Romania Country Report - June, 2013

USD $149.00
Romania Country Report - June, 2013

Starting with the exchange rate and the real sector’s performance, Romania’s short-term indicators turned rather volatile recently and the uncertainty consequently increased. The short-term indicators look positive but their recent performance is arguably sustainable. The potential growth is pretty robust but its realisation depends on reforms in key state companies and particularly on more efficient public administration.

The WB’s Global Economic Prospects report outlines Romania as the country with the widest output gap [unrealised potential GDP] among the countries in the region. Limited fiscal space for public stimuli and low credit growth caused by regional deleveraging are the two key sources of sub-optimal growth in Romania identified by the report. The fiscal space however could be enlarged by fighting tax evasion and decreasing the corruption in collection and use of public money.

GDP increased by 2.2% year on year in Q1 and the industrial production index soared 18.9% year on year in April, exceeding all expectations. Nonetheless, the GDP growth was driven solely by the external demand – which is debatably sustainable. Exports increased rather to EU countries, which was against the logic of faster growing markets. The exports of automobiles become a major driver of industrial and economic growth. Romania’s exports increased robustly by 15.5% year on year in April and marked the sharpest annual increase since October 2011.

Speaking of the outstanding industrial expansion in April, it was partly caused by base effects and companies’ rush to complete contracts before the Easter/Mayday holiday. But even after discounting these effects, the expansion remains robust.
In the financial sector, financial intermediation remains weak amid continuous deleveraging pursued by foreign financial groups. The banks are still stuck in the bad loans extended in the pre-crisis period under a widespread adverse selection process of picking high-profit / high-risk projects. Unfortunately, the adverse selection logic remained in place – indeed amid much weaker business volume.

The exposure of BIS reporting banks to the Romanian banking system decreased by 8% year on year to USD 30.1bn at the end of 2012 but still accounts for 25% of the total assets of the financial institutions [excluding the central bank] in the country, according to our calculations based on BIS reporting central bank data.

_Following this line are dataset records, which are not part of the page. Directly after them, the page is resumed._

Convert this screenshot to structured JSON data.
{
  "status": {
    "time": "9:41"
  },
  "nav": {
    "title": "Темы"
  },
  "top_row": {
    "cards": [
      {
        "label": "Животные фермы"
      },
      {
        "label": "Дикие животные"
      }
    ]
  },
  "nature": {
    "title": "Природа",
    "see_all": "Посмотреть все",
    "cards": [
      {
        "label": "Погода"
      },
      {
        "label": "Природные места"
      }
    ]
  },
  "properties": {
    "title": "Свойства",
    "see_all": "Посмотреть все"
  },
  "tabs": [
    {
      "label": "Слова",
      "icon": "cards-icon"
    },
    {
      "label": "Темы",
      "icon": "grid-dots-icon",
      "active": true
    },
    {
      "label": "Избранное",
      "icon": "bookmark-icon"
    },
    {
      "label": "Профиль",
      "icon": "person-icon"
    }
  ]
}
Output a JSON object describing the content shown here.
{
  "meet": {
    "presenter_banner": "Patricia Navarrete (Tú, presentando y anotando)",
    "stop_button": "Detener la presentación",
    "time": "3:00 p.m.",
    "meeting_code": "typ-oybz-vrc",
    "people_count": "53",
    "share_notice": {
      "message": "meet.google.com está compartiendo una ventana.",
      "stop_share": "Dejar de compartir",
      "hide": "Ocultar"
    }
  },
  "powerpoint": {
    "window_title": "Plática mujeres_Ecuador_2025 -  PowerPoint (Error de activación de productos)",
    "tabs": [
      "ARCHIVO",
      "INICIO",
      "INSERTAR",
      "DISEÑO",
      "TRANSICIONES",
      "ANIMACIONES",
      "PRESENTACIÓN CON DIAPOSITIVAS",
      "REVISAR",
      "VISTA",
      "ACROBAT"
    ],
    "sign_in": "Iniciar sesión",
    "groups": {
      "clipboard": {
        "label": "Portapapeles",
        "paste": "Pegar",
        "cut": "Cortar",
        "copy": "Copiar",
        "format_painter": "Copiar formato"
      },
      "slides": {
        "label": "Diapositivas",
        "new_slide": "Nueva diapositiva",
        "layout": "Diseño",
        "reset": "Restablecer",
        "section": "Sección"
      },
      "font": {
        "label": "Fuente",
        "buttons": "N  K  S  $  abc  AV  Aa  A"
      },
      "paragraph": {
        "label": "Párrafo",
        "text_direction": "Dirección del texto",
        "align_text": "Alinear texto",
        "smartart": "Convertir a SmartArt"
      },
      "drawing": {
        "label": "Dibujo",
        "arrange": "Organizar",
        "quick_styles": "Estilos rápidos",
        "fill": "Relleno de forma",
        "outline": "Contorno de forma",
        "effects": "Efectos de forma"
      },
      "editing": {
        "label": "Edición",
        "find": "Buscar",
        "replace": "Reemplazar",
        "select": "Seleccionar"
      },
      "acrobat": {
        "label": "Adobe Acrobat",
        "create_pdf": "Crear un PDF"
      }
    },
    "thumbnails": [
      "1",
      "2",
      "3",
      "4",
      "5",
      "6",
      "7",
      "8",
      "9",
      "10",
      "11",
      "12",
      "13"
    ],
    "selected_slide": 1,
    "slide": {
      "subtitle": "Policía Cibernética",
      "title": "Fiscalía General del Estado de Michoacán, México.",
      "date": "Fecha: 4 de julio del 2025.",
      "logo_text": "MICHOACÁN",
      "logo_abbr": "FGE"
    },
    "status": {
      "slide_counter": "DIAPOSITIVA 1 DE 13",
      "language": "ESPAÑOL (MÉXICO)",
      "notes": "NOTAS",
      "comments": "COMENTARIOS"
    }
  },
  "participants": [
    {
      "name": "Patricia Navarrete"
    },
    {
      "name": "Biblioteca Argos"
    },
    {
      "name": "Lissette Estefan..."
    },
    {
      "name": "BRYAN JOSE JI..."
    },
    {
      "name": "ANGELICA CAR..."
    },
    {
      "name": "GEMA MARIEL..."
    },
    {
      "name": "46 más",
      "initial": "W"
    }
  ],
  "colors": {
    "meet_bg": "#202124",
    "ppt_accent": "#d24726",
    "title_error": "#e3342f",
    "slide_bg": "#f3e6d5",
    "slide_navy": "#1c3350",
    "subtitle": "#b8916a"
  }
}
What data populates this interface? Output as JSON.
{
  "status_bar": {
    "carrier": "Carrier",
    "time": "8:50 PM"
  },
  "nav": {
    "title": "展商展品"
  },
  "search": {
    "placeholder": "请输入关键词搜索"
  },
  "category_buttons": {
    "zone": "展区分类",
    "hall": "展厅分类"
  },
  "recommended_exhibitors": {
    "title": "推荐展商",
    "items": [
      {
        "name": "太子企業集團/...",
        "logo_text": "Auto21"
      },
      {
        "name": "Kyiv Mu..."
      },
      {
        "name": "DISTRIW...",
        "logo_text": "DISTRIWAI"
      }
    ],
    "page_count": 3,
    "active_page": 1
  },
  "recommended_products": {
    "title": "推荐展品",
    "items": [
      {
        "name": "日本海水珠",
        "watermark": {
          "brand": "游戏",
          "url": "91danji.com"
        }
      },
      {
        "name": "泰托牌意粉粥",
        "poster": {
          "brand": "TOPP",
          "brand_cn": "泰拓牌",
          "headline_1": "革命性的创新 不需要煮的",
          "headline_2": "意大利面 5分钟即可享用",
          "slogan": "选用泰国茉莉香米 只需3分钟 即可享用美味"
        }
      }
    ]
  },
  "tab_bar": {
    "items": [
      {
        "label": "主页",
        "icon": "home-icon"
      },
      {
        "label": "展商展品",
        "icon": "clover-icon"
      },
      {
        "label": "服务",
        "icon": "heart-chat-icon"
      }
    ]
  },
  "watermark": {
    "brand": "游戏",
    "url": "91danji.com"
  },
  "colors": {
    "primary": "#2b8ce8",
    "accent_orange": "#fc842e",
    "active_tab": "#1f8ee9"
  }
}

In Q4/2012 alone, the outflows generated by BIS reporting banks withdrawing money from the Romanian banking system reached USD 1.66bn – the third largest outflow in the deleveraging period that started in Q1/2009.

The stock of loans has remained constant for nearly two years at slightly above EUR 50bn – which is more or less the level of bank lending at the onset of the credit crunch in late 2008. In the meantime however, the share of bad loans increased dramatically to the point where a quarter of the bank loans falls into the loss category.
The internal and external stability indicators [prices, fiscal balance and CA balance] on the upside improved.

Headline inflation, thought the highest in the EU, has stabilised [around 5.3% year on year] and opened the door for a policy interest rate cut for the first time after more than a year. Romania’s central bank cut its end-year inflation forecast to 3.2% year on year in its latest Quarterly Inflation Outlook released on May 8, down from 3.5% year on year forecasted in February.

Romania’s January to May general government deficit narrowed by 0.15pps from January to April and by 0.18pps on year to 1.05% of GDP, the finance ministry announced. The EU Council has endorsed the recommendation of the European Commission issued on May 29 and decided to terminate the excessive deficit procedures launched against five countries including Romania.

Romania’s CA balance remained marginally in the surplus area for the period of January to April despite the small deficit in April. Romania's CA deficit in the rolling 12 months thus narrowed to EUR 3.56bn at the end of April, equivalent to 2.7% of the GDP projected for this year.